Since then, UNICEF has learnt that a main challenge with operating and scaling drone technology is limited infrastructure and a lack of local capacity to build, use, and maintain drone technology, as well as to analyze data and produce relevant insights for improving the lives of the most disadvantaged communities.
There was no academic program or training facility responding to the growing demand for this combined expertise in the African continent.
The African Drone and Data Academy
UNICEF launched the first African Drone and Data Academy (ADDA) in collaboration with Virginia Tech and the Malawi University of Science and Technology (MUST) in January 2020.
The campus, initially located in Lilongwe, Malawi, provides technology education for postgraduate African students in the physics of drone flight, communications, mechatronics, autonomy, data analysis, GIS, and entrepreneurship. The campus relocated to MUST in the same year and culminated in local custodianship shifting the public university from 2023, whose mandate is to support the academic equipping of youth in Sciences, Technology and Innovation (STI).
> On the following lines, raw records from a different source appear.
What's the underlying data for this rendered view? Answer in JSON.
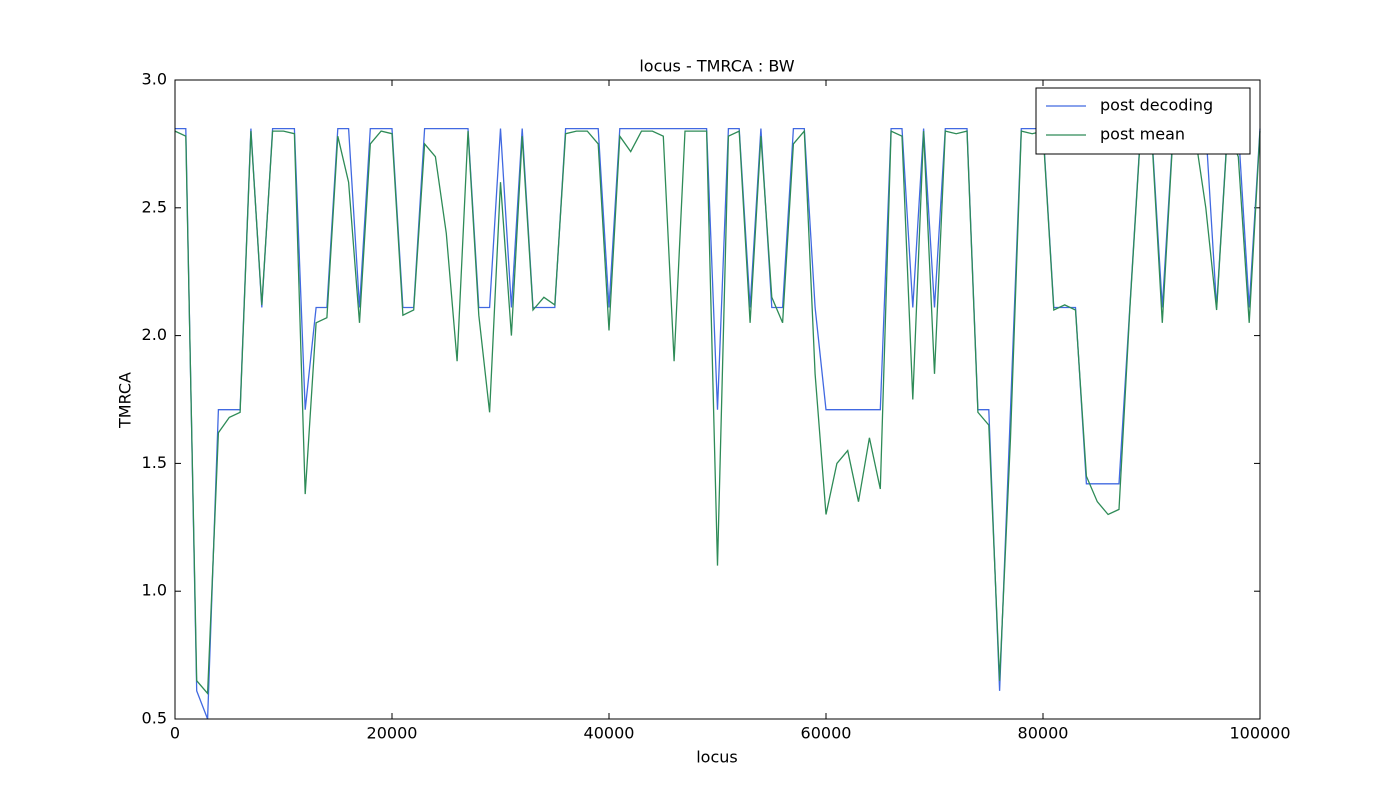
{
  "chart_data": {
    "type": "line",
    "title": "locus - TMRCA : BW",
    "x_label": "locus",
    "y_label": "TMRCA",
    "x": [
      0,
      1000,
      2000,
      3000,
      4000,
      5000,
      6000,
      7000,
      8000,
      9000,
      10000,
      11000,
      12000,
      13000,
      14000,
      15000,
      16000,
      17000,
      18000,
      19000,
      20000,
      21000,
      22000,
      23000,
      24000,
      25000,
      26000,
      27000,
      28000,
      29000,
      30000,
      31000,
      32000,
      33000,
      34000,
      35000,
      36000,
      37000,
      38000,
      39000,
      40000,
      41000,
      42000,
      43000,
      44000,
      45000,
      46000,
      47000,
      48000,
      49000,
      50000,
      51000,
      52000,
      53000,
      54000,
      55000,
      56000,
      57000,
      58000,
      59000,
      60000,
      61000,
      62000,
      63000,
      64000,
      65000,
      66000,
      67000,
      68000,
      69000,
      70000,
      71000,
      72000,
      73000,
      74000,
      75000,
      76000,
      77000,
      78000,
      79000,
      80000,
      81000,
      82000,
      83000,
      84000,
      85000,
      86000,
      87000,
      88000,
      89000,
      90000,
      91000,
      92000,
      93000,
      94000,
      95000,
      96000,
      97000,
      98000,
      99000,
      100000
    ],
    "series": [
      {
        "name": "post decoding",
        "color": "#4169e1",
        "values": [
          2.81,
          2.81,
          0.61,
          0.5,
          1.71,
          1.71,
          1.71,
          2.81,
          2.11,
          2.81,
          2.81,
          2.81,
          1.71,
          2.11,
          2.11,
          2.81,
          2.81,
          2.11,
          2.81,
          2.81,
          2.81,
          2.11,
          2.11,
          2.81,
          2.81,
          2.81,
          2.81,
          2.81,
          2.11,
          2.11,
          2.81,
          2.11,
          2.81,
          2.11,
          2.11,
          2.11,
          2.81,
          2.81,
          2.81,
          2.81,
          2.11,
          2.81,
          2.81,
          2.81,
          2.81,
          2.81,
          2.81,
          2.81,
          2.81,
          2.81,
          1.71,
          2.81,
          2.81,
          2.11,
          2.81,
          2.11,
          2.11,
          2.81,
          2.81,
          2.11,
          1.71,
          1.71,
          1.71,
          1.71,
          1.71,
          1.71,
          2.81,
          2.81,
          2.11,
          2.81,
          2.11,
          2.81,
          2.81,
          2.81,
          1.71,
          1.71,
          0.61,
          1.71,
          2.81,
          2.81,
          2.81,
          2.11,
          2.11,
          2.11,
          1.42,
          1.42,
          1.42,
          1.42,
          2.11,
          2.81,
          2.81,
          2.11,
          2.81,
          2.81,
          2.81,
          2.81,
          2.11,
          2.81,
          2.81,
          2.11,
          2.81
        ]
      },
      {
        "name": "post mean",
        "color": "#2e8b57",
        "values": [
          2.8,
          2.78,
          0.65,
          0.6,
          1.62,
          1.68,
          1.7,
          2.8,
          2.12,
          2.8,
          2.8,
          2.79,
          1.38,
          2.05,
          2.07,
          2.78,
          2.6,
          2.05,
          2.75,
          2.8,
          2.79,
          2.08,
          2.1,
          2.75,
          2.7,
          2.4,
          1.9,
          2.8,
          2.08,
          1.7,
          2.6,
          2.0,
          2.78,
          2.1,
          2.15,
          2.12,
          2.79,
          2.8,
          2.8,
          2.75,
          2.02,
          2.78,
          2.72,
          2.8,
          2.8,
          2.78,
          1.9,
          2.8,
          2.8,
          2.8,
          1.1,
          2.78,
          2.8,
          2.05,
          2.78,
          2.15,
          2.05,
          2.75,
          2.8,
          1.85,
          1.3,
          1.5,
          1.55,
          1.35,
          1.6,
          1.4,
          2.8,
          2.78,
          1.75,
          2.8,
          1.85,
          2.8,
          2.79,
          2.8,
          1.7,
          1.65,
          0.65,
          1.6,
          2.8,
          2.79,
          2.8,
          2.1,
          2.12,
          2.1,
          1.45,
          1.35,
          1.3,
          1.32,
          2.1,
          2.8,
          2.8,
          2.05,
          2.8,
          2.78,
          2.79,
          2.5,
          2.1,
          2.8,
          2.7,
          2.05,
          2.8
        ]
      }
    ],
    "xlim": [
      0,
      100000
    ],
    "ylim": [
      0.5,
      3.0
    ],
    "xticks": [
      0,
      20000,
      40000,
      60000,
      80000,
      100000
    ],
    "yticks": [
      0.5,
      {
        "value": 1.0,
        "label": "1.0"
      },
      1.5,
      {
        "value": 2.0,
        "label": "2.0"
      },
      2.5,
      {
        "value": 3.0,
        "label": "3.0"
      }
    ],
    "legend": "upper right"
  }
}
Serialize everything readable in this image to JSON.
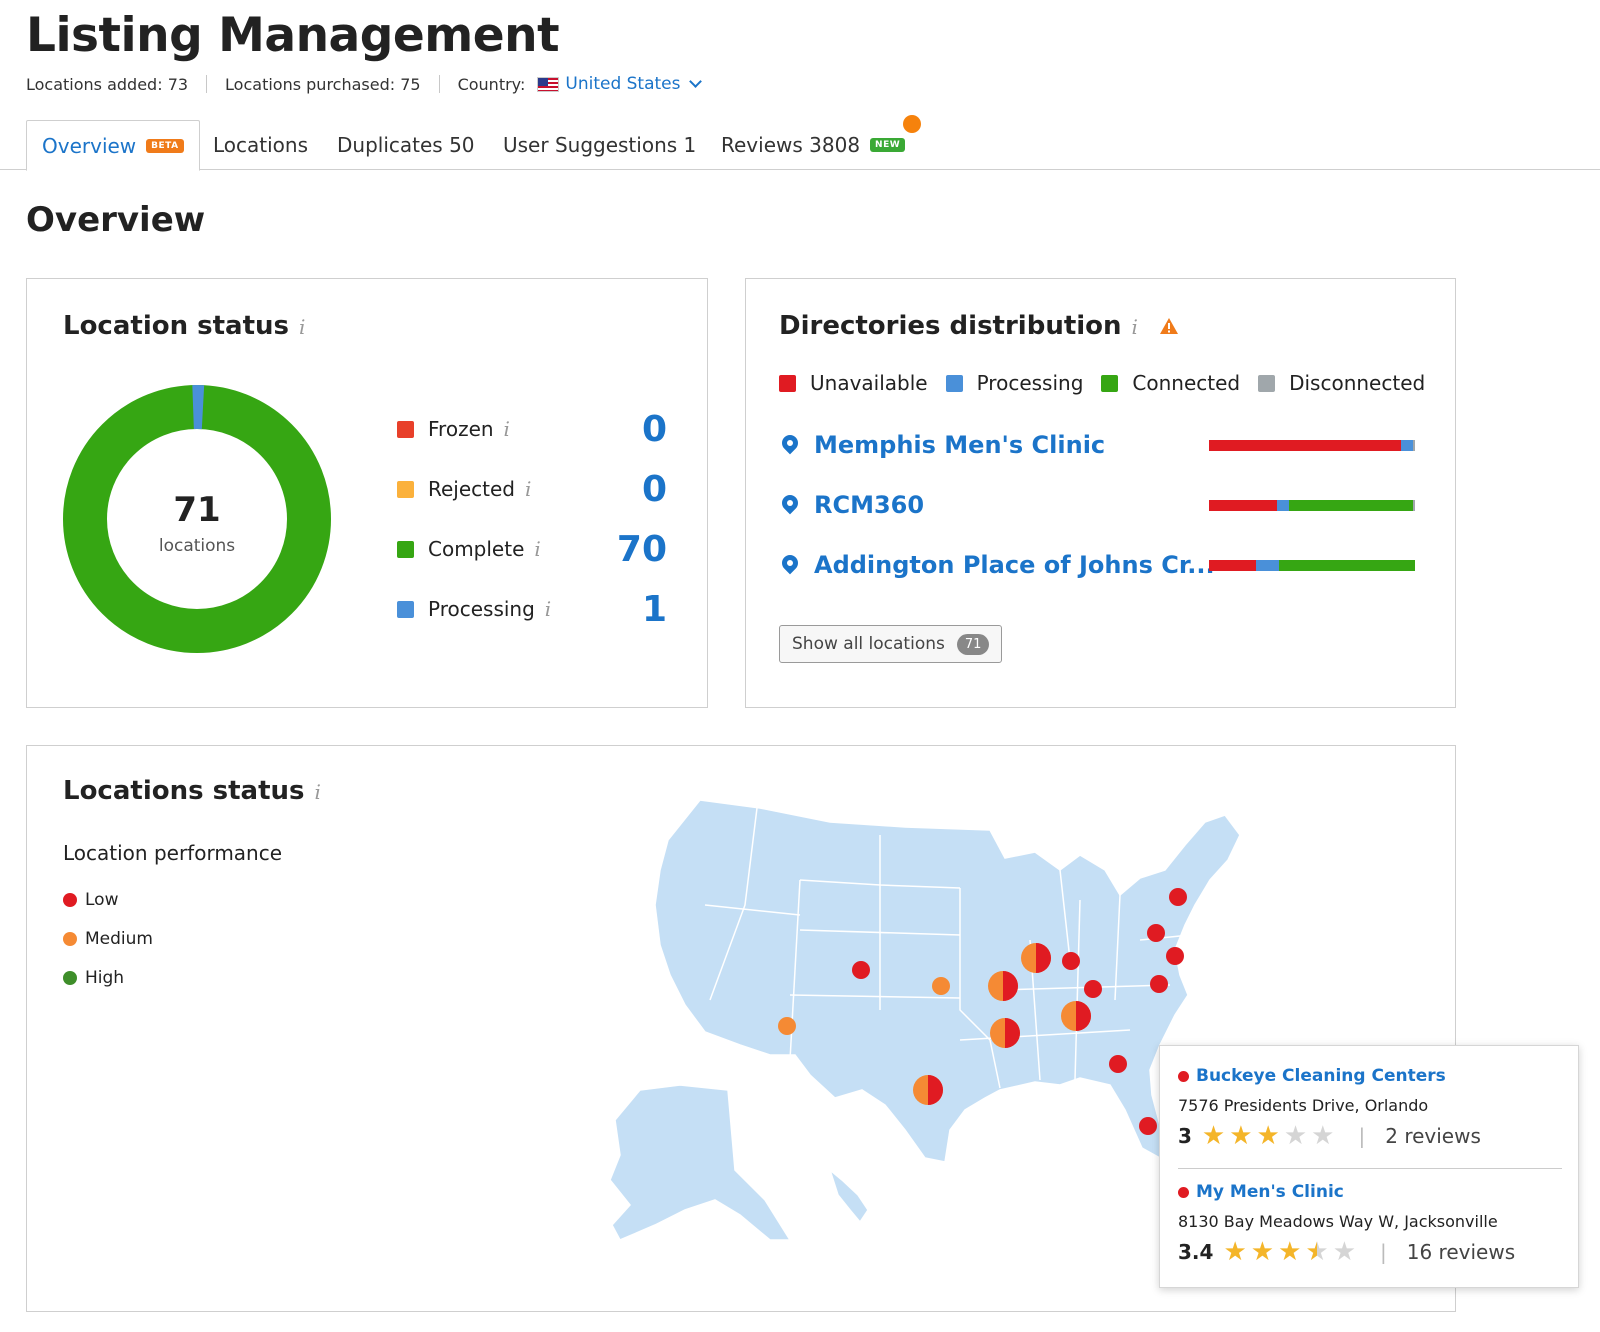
{
  "header": {
    "title": "Listing Management",
    "locations_added": "Locations added: 73",
    "locations_purchased": "Locations purchased: 75",
    "country_label": "Country:",
    "country_value": "United States"
  },
  "tabs": [
    {
      "label": "Overview",
      "badge": "BETA"
    },
    {
      "label": "Locations"
    },
    {
      "label": "Duplicates",
      "count": "50"
    },
    {
      "label": "User Suggestions",
      "count": "1"
    },
    {
      "label": "Reviews",
      "count": "3808",
      "badge": "NEW"
    }
  ],
  "section_title": "Overview",
  "location_status": {
    "title": "Location status",
    "total": "71",
    "total_label": "locations",
    "items": [
      {
        "label": "Frozen",
        "value": "0",
        "color": "#e8402a"
      },
      {
        "label": "Rejected",
        "value": "0",
        "color": "#fbb13c"
      },
      {
        "label": "Complete",
        "value": "70",
        "color": "#36a613"
      },
      {
        "label": "Processing",
        "value": "1",
        "color": "#4a90d9"
      }
    ]
  },
  "directories": {
    "title": "Directories distribution",
    "legend": [
      {
        "label": "Unavailable",
        "color": "#e01b22"
      },
      {
        "label": "Processing",
        "color": "#4a90d9"
      },
      {
        "label": "Connected",
        "color": "#36a613"
      },
      {
        "label": "Disconnected",
        "color": "#a0a7ab"
      }
    ],
    "locations": [
      {
        "name": "Memphis Men's Clinic",
        "unavailable": 0.93,
        "processing": 0.06,
        "connected": 0.0,
        "disconnected": 0.01
      },
      {
        "name": "RCM360",
        "unavailable": 0.33,
        "processing": 0.06,
        "connected": 0.6,
        "disconnected": 0.01
      },
      {
        "name": "Addington Place of Johns Cr...",
        "unavailable": 0.23,
        "processing": 0.11,
        "connected": 0.66,
        "disconnected": 0.0
      }
    ],
    "show_all_label": "Show all locations",
    "show_all_count": "71"
  },
  "map_card": {
    "title": "Locations status",
    "performance_label": "Location performance",
    "legend": [
      {
        "label": "Low",
        "color": "#e01b22"
      },
      {
        "label": "Medium",
        "color": "#f58a34"
      },
      {
        "label": "High",
        "color": "#3e8e2a"
      }
    ]
  },
  "tooltip": [
    {
      "name": "Buckeye Cleaning Centers",
      "address": "7576 Presidents Drive, Orlando",
      "rating": "3",
      "stars": 3,
      "reviews": "2 reviews"
    },
    {
      "name": "My Men's Clinic",
      "address": "8130 Bay Meadows Way W, Jacksonville",
      "rating": "3.4",
      "stars": 3.5,
      "reviews": "16 reviews"
    }
  ],
  "colors": {
    "accent": "#1b74c9",
    "map_fill": "#c5dff5",
    "map_stroke": "#ffffff"
  }
}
The ADDA equips young people in Africa with necessary 21st-century skills, while strengthening the drone ecosystem to deliver effective humanitarian and development response. Successes in this regard include ADDA’s support for responses to Tropical Cyclones Anna and Freddy in Malawi in 2022 and 2023, respectively.
With Africa’s startup ecosystem growing rapidly, the addition of thousands of new technology jobs in the global economy presents a unique opportunity for African youth to be architects of a digital future, including the advancement of autonomous technology.
UNICEF and ADDA respond to pressing developments that affect communities in Africa which has led to – as an example – a strong focus on utilizing drones and data to strengthen preparedness and responses to climate change related eventualities such as flood impact-based forecasting and supporting climate smart agriculture, carbon management, and renewable energy systems, amongst others.
A dedicated Emergency (Drone) Response Unit and Incubation Centre at ADDA in Malawi are crucial pieces of the puzzle ensuring engagement and coordination of relevant stakeholders across affected sub-sectors such as access to health services, food insecurity, and WASH challenges.